Governo Federal destaca avanços no combate a incêndios no Pantanal

Ministra Marina Silva detalha operações no bioma e anuncia que 30 dos 54 focos registrados na região foram extintos (55%)
A ministra destacou nesta quarta-feira, 10 de julho, os avanços conquistados pela
força-tarefa que atua no combate aos incêndios que castigam o Pantanal. A
conversa foi logo depois de mais uma reunião da sala de situação do Governo
Federal sobre o tema, no Palácio do Planalto.
Nós temos o início de uma estabilização. Isso tem a ver com todas as ações feitas conjuntamente com os governos do estado, com um esforço grande do Governo Federal, uma verdadeira força-tarefa de enfrentamento aos incêndios”, declarou a ministra, completando: "São 830 profissionais ligados ao Governo Federal envolvidos no combate aos incêndios no Pantanal; 15 aeronaves, 15 embarcações e três bases de operação: Corumbá, Poconé e Porto Conceição."
Segundo Marina, as ações de combate conseguiram extinguir 30 dos 54 incêndios registrados até 7 de julho (55% do total). Dos 24 ainda ativos, 13 estão controlados, ou seja, o fogo está cercado por uma linha de controle.
“Nós temos o início de uma estabilização. Isso tem a ver com todas as ações feitas conjuntamente com os governos do estado, com um esforço grande do Governo Federal, uma verdadeira força-tarefa de enfrentamento aos incêndios”, disse Marina Silva.
“Todas essas bases recebem ações planejadas dos brigadistas do Ibama e do ICMBio, com ajuda de Marinha, Exército e Aeronáutica. Já temos cerca de 395 horas de voo nessa operação. Um esforço muito grande em relação aos locais, que são de difícil acesso, mas que tem ajudado nossas equipes a ganharem velocidade e efetividade”, explicou a ministra.
Dos 830 profissionais em atuação, 452 são das Forças Armadas, 286 pertencem aos times do Ibama e ICMBio, 82 integram a Força Nacional de Segurança e 10 são do quadro do DNIT. Há ainda 48 pessoas da Força Nacional de Segurança em fase de mobilização.
Entre maio e junho, todos os incêndios no bioma foram causados por ação humana.

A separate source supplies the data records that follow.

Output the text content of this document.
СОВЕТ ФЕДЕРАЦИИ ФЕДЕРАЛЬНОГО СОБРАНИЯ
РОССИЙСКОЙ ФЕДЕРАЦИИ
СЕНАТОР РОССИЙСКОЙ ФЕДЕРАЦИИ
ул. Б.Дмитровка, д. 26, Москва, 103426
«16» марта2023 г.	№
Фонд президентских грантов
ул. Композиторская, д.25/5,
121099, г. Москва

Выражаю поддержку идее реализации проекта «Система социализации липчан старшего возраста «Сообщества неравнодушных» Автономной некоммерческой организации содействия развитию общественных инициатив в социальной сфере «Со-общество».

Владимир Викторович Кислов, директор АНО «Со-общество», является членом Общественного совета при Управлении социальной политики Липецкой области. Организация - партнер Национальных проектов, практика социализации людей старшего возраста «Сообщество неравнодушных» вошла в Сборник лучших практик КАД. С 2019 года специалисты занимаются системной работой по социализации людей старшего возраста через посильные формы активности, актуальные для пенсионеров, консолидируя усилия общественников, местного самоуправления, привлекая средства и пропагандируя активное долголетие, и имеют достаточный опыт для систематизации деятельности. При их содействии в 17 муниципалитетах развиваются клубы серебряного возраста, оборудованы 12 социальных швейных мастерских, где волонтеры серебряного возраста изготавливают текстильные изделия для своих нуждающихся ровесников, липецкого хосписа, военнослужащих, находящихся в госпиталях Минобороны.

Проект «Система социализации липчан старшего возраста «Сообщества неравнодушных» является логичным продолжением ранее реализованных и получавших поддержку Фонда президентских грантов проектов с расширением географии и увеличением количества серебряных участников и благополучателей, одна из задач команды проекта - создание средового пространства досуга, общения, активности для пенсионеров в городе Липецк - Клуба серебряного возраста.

Não há registro de incêndios causados por raios. O uso do fogo no Pantanal está proibido e é crime, com pena de dois a quatro anos de prisão.
TEMPERATURA
O bioma enfrenta a seca mais grave em 70 anos, intensificada pela mudança do
clima. O período de julho de 2023 a junho de 2024 é o mais quente já
registrado nas medições recentes. Soma-se a isso o fato de a bacia do rio
Paraguai ter registrado o menor acumulado de chuvas por ano hidrológico desde
2001.
MANEJO
A ministra falou, ainda, sobre a importância dos marcos regulatórios, como o
Projeto de Lei que institui a Política Nacional de Manejo Integrado do
Fogo, que tem como objetivo disciplinar e promover a articulação relativa ao
manejo integrado do fogo; à redução da incidência e dos danos dos incêndios
florestais no território nacional. “Já foi aprovado o PL do Manejo Integrado
do Fogo, uma conquista com a ajuda do Congresso. Agora estamos na fase de
regulamentação da lei para que possamos ter ali efetividade na implementação”,
declarou.
MEDIDAS PROVISÓRIAS
Marina Silva também ressaltou a
publicação da
Medida Provisória nº 1.239, que altera o prazo de recontratação de pessoal para atender casos
emergenciais de combate a incêndios florestais para três meses, e da
Medida Provisória nº 1.240, que permite que pilotos estrangeiros possam pilotar aeronaves no Brasil
nesses casos específicos e, com isso, apoiar as ações de combate aos incêndios
florestais.
“A assinatura e publicação da medida provisória que reduz o intervalo para a contratação de brigadistas do ICMBio e do Ibama nos dá velocidade na ampliação das equipes, porque vocês sabem que tem todo um processo legal dentro das normas que são estabelecidas pela contratação de brigadistas, em que era preciso o interstício de pelo menos seis meses para poder fazer essas contratações. Agora nós podemos fazê-las de forma mais célere”, afirmou, referindo-se à MP Nº 1.239.